The Killing Eve Book Series Author Hated The Series Finale Just Like Everyone Else

Warning: major spoilers ahead for "Killing Eve."

After years of bloody, sexy tension, BBC's "Killing Eve" has wrapped up its final season with a bang ... But not the kind of bang fans were hoping for. After watching British investigator Eve (Sandra Oh) and assassin Villanelle (Jodie Corner) become more and more obsessed and enmeshed with each other every season, it seemed like a deeply messed up and also incredibly hot romance was right around the corner. And it was. Kind of. But after a brief glimpse of happiness for the couple, their romance is shattered when Villanelle is suddenly murdered and Eve is left screaming in her wake.

For a show that seemed to bask in its subversiveness, Villanelle's sudden end felt so typical and pedestrian that it almost went full circle and became shocking again, but the keyword there is "almost." Much of the criticism that came out of the "Killing Eve" finale centered on the "bury your gays" trope, in which LGBTQ+ couples or characters are allowed a single, shining moment of happiness before they meet a brutal end.

Punishing Villanelle

It's not just fans that are upset about the finale of "Killing Eve." Luke Jennings, author of the "Codename Villanelle" book series that the show is based on, shared his discontent over the finale with an article in The Guardian that both admonishes the series and hopes to soothe fans who are still reeling after that shocking ending. 

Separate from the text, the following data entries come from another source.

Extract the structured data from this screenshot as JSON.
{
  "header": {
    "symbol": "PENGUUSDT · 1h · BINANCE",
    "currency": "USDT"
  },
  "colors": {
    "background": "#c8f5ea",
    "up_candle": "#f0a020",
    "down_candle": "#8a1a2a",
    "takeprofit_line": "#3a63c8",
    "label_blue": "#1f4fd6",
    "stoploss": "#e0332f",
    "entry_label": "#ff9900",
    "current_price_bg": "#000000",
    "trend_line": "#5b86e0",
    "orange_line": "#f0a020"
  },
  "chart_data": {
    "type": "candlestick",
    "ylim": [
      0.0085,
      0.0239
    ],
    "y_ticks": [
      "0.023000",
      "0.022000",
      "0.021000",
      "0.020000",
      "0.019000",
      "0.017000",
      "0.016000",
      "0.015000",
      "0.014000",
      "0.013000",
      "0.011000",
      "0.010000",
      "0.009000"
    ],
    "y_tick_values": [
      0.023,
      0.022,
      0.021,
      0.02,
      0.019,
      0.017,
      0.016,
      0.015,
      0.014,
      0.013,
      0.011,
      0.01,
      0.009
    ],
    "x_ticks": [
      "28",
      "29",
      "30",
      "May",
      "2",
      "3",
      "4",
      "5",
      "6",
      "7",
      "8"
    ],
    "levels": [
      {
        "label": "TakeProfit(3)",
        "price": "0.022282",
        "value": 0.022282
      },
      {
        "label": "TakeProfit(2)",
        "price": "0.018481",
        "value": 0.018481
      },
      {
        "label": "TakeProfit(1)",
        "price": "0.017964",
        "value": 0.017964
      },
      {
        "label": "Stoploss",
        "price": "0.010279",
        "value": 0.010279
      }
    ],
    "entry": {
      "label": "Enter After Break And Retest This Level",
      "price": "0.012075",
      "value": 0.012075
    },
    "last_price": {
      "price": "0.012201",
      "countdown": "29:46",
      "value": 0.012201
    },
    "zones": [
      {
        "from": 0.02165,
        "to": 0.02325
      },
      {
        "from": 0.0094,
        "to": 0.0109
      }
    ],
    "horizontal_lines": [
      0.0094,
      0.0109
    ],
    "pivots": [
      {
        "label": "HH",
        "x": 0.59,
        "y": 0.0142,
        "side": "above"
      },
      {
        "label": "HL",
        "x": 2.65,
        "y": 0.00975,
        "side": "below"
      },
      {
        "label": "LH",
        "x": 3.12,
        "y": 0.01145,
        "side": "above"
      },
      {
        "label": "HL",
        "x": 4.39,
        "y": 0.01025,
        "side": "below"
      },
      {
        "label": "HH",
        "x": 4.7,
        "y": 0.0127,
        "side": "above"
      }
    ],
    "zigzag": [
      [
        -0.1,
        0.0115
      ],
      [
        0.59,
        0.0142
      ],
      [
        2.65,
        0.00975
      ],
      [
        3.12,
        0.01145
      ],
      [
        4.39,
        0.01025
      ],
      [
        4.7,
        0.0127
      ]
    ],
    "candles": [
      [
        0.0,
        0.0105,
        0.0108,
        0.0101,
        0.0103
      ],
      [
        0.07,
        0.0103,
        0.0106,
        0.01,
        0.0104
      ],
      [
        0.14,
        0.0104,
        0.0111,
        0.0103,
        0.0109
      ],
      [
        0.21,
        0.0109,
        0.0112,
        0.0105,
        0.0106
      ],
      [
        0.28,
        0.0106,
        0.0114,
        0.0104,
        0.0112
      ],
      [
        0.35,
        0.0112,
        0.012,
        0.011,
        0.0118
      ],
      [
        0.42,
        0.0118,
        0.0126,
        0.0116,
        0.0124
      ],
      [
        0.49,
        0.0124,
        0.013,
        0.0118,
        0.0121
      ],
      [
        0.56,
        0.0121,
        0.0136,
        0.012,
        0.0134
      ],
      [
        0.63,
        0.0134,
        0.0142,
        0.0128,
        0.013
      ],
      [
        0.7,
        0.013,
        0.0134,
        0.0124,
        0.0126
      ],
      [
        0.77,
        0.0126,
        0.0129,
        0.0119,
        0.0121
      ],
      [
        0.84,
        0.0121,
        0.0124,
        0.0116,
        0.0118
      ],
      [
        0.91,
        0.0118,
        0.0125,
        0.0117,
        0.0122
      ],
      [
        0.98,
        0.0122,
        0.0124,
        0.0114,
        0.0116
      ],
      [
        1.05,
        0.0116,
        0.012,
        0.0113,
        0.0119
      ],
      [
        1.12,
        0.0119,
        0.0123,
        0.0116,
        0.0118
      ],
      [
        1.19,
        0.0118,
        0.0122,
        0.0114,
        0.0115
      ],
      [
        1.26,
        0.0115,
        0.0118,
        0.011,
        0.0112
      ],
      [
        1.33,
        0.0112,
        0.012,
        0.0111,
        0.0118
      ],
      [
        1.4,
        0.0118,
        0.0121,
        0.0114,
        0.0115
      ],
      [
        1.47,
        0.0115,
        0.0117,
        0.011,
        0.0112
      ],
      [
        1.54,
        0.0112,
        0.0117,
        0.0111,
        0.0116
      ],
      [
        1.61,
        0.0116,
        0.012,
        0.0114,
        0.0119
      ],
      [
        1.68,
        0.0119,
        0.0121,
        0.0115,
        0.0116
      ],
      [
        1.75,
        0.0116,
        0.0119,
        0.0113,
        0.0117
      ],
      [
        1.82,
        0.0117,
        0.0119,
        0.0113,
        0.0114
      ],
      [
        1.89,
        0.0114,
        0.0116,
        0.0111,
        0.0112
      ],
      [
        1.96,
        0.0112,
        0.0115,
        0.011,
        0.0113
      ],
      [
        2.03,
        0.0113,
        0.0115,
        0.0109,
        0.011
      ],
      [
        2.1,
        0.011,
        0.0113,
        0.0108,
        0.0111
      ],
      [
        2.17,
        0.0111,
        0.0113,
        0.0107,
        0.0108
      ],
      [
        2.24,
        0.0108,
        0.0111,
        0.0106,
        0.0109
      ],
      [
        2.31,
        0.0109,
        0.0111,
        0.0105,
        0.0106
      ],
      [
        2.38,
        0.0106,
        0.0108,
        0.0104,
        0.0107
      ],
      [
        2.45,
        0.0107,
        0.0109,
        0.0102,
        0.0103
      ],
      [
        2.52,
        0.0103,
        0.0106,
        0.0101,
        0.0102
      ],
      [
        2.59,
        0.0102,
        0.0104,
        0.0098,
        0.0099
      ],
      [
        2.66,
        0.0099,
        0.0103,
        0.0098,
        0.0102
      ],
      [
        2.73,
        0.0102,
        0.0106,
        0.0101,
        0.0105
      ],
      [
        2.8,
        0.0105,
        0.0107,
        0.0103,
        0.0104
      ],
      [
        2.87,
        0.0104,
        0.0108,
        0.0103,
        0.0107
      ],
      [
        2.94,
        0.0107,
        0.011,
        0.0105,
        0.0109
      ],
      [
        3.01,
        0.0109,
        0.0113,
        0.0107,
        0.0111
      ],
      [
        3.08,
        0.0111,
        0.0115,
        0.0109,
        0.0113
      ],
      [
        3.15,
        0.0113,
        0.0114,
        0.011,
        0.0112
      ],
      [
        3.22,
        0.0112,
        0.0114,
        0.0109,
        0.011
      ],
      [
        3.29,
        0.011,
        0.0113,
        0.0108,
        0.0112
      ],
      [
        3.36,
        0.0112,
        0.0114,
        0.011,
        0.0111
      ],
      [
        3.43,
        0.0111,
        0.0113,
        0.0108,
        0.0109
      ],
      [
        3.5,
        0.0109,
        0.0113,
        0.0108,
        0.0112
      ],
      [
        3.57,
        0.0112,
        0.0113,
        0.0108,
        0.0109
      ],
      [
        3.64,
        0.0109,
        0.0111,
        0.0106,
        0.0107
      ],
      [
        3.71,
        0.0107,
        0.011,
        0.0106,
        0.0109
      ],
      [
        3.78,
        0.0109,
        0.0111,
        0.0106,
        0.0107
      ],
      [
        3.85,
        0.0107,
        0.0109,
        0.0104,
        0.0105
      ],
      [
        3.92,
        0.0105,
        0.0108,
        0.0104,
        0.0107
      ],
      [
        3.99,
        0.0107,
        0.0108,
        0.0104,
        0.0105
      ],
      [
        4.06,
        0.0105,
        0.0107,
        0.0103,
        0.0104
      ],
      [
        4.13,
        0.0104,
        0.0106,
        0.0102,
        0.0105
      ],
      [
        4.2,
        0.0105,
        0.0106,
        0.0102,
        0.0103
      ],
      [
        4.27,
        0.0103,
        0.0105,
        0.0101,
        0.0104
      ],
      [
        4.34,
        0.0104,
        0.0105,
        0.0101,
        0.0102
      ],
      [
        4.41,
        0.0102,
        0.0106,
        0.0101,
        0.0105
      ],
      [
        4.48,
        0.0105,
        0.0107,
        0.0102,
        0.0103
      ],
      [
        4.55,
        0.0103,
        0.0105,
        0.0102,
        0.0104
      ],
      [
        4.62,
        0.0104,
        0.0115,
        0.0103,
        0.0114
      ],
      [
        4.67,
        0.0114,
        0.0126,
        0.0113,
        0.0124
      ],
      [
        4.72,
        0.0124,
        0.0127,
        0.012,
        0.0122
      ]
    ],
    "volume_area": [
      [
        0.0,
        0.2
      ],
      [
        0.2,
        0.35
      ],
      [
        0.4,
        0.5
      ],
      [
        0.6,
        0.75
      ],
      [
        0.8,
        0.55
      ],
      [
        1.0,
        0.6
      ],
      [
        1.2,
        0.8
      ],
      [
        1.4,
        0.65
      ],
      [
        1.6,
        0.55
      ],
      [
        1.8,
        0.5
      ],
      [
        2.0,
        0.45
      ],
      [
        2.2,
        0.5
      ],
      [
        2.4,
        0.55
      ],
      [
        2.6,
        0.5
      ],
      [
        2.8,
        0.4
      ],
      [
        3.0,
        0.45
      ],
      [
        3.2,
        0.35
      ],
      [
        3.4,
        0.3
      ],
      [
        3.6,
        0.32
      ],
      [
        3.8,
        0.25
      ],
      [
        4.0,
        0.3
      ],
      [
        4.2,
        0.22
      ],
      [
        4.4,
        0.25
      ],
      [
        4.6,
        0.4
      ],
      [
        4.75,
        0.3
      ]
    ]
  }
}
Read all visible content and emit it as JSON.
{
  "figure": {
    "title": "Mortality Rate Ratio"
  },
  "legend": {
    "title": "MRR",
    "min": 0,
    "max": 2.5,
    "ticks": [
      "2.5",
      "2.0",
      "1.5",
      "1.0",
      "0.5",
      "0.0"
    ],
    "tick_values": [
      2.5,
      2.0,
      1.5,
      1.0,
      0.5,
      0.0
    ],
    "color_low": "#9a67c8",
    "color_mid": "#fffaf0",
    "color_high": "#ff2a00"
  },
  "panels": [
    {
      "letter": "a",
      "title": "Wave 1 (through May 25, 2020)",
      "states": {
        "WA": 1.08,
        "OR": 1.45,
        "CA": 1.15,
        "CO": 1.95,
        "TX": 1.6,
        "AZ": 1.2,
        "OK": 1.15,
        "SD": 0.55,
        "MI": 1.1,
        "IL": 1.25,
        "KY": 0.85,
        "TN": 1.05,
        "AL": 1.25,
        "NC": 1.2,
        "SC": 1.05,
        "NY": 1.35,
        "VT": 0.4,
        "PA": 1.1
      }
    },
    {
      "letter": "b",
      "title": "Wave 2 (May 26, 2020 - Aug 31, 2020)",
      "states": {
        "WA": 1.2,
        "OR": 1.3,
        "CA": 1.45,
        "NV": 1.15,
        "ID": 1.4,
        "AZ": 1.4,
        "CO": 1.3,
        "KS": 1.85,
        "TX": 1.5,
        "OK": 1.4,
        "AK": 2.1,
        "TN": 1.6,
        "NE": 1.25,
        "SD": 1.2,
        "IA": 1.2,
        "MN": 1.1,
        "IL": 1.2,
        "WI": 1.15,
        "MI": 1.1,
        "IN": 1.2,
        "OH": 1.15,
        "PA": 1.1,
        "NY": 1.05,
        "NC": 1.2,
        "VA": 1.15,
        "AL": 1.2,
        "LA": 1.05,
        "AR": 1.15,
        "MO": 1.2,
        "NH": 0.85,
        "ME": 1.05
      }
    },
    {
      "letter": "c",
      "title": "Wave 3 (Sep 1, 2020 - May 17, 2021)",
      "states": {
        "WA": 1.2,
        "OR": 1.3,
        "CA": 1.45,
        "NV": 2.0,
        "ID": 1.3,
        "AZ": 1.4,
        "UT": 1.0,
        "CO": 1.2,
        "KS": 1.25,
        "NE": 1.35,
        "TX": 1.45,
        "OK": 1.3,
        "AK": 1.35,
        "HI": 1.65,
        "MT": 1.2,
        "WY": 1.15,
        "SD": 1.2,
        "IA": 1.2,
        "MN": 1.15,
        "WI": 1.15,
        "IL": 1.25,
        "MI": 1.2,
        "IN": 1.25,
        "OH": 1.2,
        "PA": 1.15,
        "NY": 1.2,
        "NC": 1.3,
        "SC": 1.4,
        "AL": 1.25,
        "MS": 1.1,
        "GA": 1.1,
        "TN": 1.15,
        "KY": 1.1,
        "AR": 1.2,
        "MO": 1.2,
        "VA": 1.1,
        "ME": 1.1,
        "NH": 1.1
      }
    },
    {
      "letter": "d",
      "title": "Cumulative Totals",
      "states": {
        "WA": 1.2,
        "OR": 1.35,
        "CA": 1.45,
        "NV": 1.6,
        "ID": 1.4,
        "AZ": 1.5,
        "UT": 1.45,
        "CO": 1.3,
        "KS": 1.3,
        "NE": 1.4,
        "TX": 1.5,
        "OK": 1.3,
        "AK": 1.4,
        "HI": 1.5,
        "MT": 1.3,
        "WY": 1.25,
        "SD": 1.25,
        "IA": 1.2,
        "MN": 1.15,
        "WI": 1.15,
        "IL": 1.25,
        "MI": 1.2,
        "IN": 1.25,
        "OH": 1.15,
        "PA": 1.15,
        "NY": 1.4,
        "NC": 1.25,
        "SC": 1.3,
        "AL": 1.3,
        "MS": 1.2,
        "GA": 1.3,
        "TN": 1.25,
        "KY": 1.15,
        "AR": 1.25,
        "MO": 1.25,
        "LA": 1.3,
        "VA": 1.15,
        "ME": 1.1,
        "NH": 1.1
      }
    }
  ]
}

Jennings compliments writer/actor Phoebe Waller-Bridge for capturing Villanelle's essence when she was lead writer on the first season, but then makes it clear that he thought the end of season 4 (which was lead by writer Laura Neal) took a wrong turn:

When Phoebe Waller-Bridge and I first discussed Villanelle's character five years ago, we agreed that she was defined by what Phoebe called her 'glory': her subversiveness, her savage power, her insistence on lovely things. That's the Villanelle that I wrote, that Phoebe turned into a screen character, and that Jodie ran with so gloriously ... But the season 4 ending was a bowing to convention. A punishing of Villanelle and Eve for the bloody, erotically impelled chaos they have caused.

Villanelle lives

He goes onto say that the ending he envisioned for Eve and Villanelle while writing the series was very different:

"How much more darkly satisfying, and true to Killing Eve's original spirit, for the couple to walk off into the sunset together? Spoiler alert, but that's how it seemed to me when writing the books."

Jennings ends it all with a promise to readers and viewers alike that no matter what happened in the "Killing Eve" season finale, Villanelle can't be counted out yet:

"I learned the outcome of the final episode in advance, and suspected, rightly, that fans would be upset ... But to those fans, I would say this: Villanelle lives. And on the page, if not on the screen, she will be back."

It's hard to watch your favorite TV show end in that perpetuates a harmful trope, but at least there's some hope on the horizon. And, of course, there's always the books. And fan fiction? There are a lot of ways to drown your TV sorrows — you just have to get through the TV grief.